"Para que um grande sonho se torne realidade, você precisa primeiro de um grande sonho." Hans Seyle

Por que Aprender e Usar Mapas Mentais

Nós vivemos nossas experiências e os acontecimentos de uma maneira seqüencial: minuto a minuto, hora após hora, dia após dia e assim por diante. De forma análoga, quando lemos algo, seguimos palavras, frases, parágrafos, um após o outro, como você está fazendo agora. Essa é a forma normal de percebermos e darmos entrada na informação.

Ocorre que, na hora de usar as informações que memorizamos, a seqüência original nem sempre é a melhor forma. Por exemplo, se você for guardando arquivos no disco rígido do seu computador dessa forma, na hora em que você precisar encontrar algo, pode ter dificuldades. Você sabe que o que precisa está lá, mas a menos que tenha memória fotográfica, pode levar muito tempo pesquisando. Se você sabe usar o serviço de pesquisa e se tiver algum ponto de partida, como o nome do arquivo ou uma amostra do conteúdo, ainda tem uma boa alternativa; caso contrário, acaba tendo que abrir arquivo por arquivo para ver se o que tem dentro é o que você quer.
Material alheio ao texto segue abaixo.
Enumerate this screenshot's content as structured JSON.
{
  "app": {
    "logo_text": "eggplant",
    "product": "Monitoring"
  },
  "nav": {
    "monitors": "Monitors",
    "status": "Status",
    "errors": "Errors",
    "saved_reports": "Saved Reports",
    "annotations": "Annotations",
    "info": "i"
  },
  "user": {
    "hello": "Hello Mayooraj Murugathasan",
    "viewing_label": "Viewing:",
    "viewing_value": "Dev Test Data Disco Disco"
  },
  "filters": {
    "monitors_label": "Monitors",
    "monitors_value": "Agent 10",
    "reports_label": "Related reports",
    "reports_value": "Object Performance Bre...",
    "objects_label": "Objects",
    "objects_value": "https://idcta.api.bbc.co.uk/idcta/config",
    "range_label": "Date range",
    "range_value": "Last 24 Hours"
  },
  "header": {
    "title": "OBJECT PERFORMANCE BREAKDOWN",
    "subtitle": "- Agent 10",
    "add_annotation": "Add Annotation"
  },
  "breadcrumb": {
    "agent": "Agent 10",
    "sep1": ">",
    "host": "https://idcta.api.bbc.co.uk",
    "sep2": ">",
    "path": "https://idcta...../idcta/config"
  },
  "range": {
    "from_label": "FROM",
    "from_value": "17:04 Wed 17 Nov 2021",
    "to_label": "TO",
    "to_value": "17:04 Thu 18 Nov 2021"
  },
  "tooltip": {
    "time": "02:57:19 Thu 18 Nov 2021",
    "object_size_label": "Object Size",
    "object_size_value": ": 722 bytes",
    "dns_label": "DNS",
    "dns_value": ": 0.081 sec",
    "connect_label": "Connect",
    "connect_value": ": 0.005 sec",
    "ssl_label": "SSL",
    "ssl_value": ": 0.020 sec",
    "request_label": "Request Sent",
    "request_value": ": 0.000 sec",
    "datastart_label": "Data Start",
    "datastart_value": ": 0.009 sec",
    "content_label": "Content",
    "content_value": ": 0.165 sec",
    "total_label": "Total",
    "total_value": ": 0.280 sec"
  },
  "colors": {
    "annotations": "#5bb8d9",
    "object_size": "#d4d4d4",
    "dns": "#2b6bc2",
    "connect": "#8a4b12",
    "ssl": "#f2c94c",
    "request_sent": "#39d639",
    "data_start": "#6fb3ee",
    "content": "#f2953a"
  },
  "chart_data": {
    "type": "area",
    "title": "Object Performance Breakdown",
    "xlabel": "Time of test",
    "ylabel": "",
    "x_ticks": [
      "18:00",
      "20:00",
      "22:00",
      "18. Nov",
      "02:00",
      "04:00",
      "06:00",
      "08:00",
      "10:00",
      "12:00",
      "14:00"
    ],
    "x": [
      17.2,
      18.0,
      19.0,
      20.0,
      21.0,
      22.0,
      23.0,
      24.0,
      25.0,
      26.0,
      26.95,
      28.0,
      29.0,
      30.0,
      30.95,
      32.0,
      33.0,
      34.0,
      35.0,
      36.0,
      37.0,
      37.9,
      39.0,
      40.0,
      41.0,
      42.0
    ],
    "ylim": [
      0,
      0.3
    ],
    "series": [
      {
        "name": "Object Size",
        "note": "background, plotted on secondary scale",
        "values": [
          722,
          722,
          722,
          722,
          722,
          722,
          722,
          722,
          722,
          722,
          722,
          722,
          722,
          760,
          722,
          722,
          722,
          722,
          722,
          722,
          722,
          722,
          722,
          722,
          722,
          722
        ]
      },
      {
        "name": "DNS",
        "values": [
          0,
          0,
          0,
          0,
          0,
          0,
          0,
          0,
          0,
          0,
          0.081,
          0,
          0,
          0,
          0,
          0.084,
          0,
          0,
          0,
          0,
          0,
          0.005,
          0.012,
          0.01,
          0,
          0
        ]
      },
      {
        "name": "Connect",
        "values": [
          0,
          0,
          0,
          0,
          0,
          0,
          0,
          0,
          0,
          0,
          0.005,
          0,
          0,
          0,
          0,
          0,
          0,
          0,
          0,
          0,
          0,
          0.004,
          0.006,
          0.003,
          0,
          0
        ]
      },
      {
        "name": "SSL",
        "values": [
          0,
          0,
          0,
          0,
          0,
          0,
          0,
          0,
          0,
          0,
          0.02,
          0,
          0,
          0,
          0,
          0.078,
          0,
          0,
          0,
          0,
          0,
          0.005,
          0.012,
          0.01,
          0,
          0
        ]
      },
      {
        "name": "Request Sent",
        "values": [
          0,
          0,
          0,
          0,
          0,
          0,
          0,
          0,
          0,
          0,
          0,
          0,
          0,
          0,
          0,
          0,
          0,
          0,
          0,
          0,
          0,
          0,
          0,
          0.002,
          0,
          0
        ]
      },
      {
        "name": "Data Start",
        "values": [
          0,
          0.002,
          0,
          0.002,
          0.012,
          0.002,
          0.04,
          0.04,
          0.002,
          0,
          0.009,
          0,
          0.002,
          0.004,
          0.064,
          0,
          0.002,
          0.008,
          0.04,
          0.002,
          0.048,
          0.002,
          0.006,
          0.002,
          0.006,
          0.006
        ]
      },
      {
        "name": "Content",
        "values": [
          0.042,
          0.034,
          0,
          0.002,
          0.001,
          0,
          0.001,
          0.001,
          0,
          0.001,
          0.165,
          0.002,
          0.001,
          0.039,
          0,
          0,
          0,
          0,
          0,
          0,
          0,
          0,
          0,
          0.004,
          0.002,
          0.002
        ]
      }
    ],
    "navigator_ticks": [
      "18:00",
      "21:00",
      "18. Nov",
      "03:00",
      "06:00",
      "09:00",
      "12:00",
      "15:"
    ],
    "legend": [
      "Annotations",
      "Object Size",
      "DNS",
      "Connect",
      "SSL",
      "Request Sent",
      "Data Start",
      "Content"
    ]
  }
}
Já se seus arquivos estiverem organizados em pastas com vários níveis, você consegue achar muito mais facilmente o que quer, percorrendo os vários níveis da árvore ou hierarquia de pastas de acordo com a classificação do que está procurando. Outro exemplo dessa situação é a caixa de enviados do correio eletrônico. Sem ações de organização, a tendência é ter centenas de mensagens em seqüência.

O resultado da desorganização é a maior dificuldade de recuperar e usar as informações e os conhecimentos disponíveis. No caso pessoal, isso se manifesta no fenômeno "sei que está lá, mas não consigo me lembrar". Quer ver exemplos? De quantas piadas que já ouviu, só as boas, você consegue se lembrar? Você sabe que já ouviu muitas e riu muito delas, mas onde estão? Às vezes alguém conta uma que lhe serve de estímulo, de "link" para a lembrança. Isso é um padrão: quando nossos conhecimentos estão desorganizados, precisamos de estímulos ou ganchos para ativar sua lembrança. Quando não há nenhum estímulo ou pista, aí é que dá aquele "branco". Para verificar e validar essa afirmação, experimente ler o estímulo seguinte e perceber o que ele ativa em você: 

“Uma pessoa que fez diferença para melhor em minha vida e da qual eu tinha me esquecido”.

Note que não é o caso de você ter esquecido, é mais apropriado afirmar que você não está se lembrando.

O que precisamos então é de um recurso que nos permita organizar melhor nossas memórias e ativá-las, quando for o caso, de uma forma útil. Os mapas mentais servem para isso. Assim como uma ferramenta comum estende sua capacidade física, os mapas mentais estendem a sua inteligência, permitindo que  você enriqueça e organize melhor tudo que há nesse seu imenso e rico universo interior e assim aprenda, memorize, avalie e decida melhor. O que você vai organizar depende do que quer: piadas, conteúdo escolar, compras, listas de verificação (checklists), experiências prazerosas, experiências de superação de obstáculos, roteiro de apresentações, você escolhe (veja mais aplicações em Sugestões de uso de mapas mentais).